Synthetic Aperture Radar (SAR) is an active microwave sensor with all-day/night and all-weather detection capability, which is crucial for detecting surface water resources. Surface water-body such as rivers, lakes, reservoirs, and ponds usually appear as dark areas in SAR images. Accurate and automated extraction of these water bodies can provide valuable data for the management and strategic planning of surface water resources and effectively help prevent and control drought and flood disasters. However, most deep learning-based methods rely on manually labeled samples for model training and testing, which is inefficient and may introduce errors. To address this problem, this paper proposes a novel water-body detection method that combines optimization algorithms and deep learning techniques to automate water-body label extraction and improve the accuracy of water-body detection. First, this paper uses a swarm intelligence optimization algorithm, Dung Beetle Optimizer (DBO), to optimize the initial cluster center of the K-means clustering algorithm, which is called the DBO-K-means (DK) method. The DK method divides the training images into four categories and extracts the water bodies in them to generate the water-body labels required for deep learning model training and testing, and the whole process does not require human intervention.
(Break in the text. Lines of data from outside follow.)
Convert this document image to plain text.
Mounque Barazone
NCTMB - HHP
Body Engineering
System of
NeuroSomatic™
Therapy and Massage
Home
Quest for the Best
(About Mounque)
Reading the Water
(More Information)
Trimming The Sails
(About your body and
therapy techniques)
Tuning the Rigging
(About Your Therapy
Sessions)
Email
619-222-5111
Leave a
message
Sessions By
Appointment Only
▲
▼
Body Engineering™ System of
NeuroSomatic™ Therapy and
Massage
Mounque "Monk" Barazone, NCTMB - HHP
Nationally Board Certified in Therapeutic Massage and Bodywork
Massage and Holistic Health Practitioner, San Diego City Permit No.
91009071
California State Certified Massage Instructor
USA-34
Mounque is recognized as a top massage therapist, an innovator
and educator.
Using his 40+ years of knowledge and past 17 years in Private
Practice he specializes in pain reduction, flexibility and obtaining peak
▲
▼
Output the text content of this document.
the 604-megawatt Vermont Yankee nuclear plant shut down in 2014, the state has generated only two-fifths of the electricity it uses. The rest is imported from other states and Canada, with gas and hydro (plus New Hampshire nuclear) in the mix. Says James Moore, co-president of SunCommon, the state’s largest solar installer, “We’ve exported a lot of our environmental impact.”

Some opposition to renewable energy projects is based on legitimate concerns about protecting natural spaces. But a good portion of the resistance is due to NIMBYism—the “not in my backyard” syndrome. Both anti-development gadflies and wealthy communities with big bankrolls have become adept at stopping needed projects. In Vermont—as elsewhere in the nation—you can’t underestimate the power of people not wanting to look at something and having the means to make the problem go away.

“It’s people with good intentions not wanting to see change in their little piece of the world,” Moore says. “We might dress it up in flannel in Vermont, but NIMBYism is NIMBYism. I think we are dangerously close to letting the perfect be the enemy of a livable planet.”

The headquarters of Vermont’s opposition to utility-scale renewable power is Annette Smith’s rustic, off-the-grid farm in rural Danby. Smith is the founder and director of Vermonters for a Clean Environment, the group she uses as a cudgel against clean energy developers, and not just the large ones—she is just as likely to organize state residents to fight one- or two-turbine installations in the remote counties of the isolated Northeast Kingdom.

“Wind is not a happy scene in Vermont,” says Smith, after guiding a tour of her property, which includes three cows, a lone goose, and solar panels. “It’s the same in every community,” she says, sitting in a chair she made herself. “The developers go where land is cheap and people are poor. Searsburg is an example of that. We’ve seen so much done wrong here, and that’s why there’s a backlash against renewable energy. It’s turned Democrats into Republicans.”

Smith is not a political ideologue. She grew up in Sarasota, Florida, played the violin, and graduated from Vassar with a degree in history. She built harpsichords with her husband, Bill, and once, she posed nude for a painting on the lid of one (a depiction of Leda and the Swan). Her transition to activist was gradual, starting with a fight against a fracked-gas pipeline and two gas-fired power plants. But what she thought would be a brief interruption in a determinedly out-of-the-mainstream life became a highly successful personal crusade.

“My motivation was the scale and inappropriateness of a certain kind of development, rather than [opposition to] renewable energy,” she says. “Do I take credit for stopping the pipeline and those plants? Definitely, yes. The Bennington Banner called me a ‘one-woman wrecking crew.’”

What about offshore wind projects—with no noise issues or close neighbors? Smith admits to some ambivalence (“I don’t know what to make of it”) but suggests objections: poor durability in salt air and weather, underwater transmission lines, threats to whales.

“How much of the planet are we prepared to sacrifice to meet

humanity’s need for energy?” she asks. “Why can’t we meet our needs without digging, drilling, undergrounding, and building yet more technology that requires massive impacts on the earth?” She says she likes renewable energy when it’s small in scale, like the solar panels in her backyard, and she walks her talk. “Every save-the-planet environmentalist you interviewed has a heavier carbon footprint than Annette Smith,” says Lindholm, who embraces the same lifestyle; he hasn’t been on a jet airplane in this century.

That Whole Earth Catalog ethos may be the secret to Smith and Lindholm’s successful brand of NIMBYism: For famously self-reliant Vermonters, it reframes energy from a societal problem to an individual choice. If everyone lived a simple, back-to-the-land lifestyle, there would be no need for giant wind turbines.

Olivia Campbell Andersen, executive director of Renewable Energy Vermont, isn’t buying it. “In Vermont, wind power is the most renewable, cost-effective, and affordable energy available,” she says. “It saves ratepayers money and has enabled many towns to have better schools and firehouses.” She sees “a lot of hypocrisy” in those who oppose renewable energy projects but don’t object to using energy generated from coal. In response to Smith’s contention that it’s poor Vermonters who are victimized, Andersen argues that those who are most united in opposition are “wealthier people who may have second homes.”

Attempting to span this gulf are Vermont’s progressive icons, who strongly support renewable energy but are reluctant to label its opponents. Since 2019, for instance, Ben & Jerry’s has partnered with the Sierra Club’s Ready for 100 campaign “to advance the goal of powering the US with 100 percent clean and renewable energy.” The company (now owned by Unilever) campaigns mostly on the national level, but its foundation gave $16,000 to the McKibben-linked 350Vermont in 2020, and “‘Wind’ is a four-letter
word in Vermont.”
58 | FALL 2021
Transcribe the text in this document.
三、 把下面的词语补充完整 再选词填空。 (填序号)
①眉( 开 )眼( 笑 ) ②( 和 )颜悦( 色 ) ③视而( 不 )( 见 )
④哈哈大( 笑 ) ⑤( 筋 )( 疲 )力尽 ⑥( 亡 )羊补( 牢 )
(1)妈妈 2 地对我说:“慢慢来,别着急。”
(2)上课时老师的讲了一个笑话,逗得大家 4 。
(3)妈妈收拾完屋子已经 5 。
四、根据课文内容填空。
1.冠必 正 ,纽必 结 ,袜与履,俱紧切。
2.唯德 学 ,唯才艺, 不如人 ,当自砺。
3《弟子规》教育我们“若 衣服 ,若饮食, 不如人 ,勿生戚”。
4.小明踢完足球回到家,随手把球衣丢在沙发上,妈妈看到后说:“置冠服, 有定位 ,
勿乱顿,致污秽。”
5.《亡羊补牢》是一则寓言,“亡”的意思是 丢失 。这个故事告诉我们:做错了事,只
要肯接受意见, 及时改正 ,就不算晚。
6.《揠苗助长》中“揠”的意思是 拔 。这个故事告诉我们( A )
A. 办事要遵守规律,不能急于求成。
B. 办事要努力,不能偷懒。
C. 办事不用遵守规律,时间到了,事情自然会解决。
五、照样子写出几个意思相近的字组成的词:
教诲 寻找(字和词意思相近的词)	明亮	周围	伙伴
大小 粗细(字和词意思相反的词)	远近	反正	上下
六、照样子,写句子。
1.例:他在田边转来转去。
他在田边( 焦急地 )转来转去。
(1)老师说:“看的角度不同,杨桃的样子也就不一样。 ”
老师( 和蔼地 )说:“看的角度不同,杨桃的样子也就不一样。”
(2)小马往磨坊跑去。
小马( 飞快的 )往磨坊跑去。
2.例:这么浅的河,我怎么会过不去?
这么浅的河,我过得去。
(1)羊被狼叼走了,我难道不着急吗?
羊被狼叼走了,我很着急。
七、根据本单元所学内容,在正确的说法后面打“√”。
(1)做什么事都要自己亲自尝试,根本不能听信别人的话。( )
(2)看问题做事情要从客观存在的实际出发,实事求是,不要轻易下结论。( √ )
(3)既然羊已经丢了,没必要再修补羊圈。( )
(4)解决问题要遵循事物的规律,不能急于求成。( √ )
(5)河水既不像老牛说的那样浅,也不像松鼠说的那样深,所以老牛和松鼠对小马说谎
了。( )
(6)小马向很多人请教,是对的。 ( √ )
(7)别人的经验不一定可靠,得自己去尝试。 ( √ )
Then, the labels generated by DK and training data set images are fed into the Classifier–Optimizer (CO) for training. The classifier performs a dense classification task at the pixel level, resulting in an initial result image with blurred boundaries of the water body. Then, the optimizer takes this preliminary result image and the original SAR image as input, performs fine-grained optimization on the preliminary result, and finally generates a result image with a clear water-body boundary. Finally, we evaluated the accuracy of water-body detection using multiple performance indicators including ACC, precision, F1-Score, recall, and Kappa coefficient. The results show that the values of all indicators exceed 93%, which demonstrates the high accuracy and reliability of our proposed water-body detection method. Overall, this paper presents a novel DK-based approach that improves the automation and accuracy of deep learning methods for detecting water bodies in SAR images by enabling automatic sample extraction and optimization of deep learning models.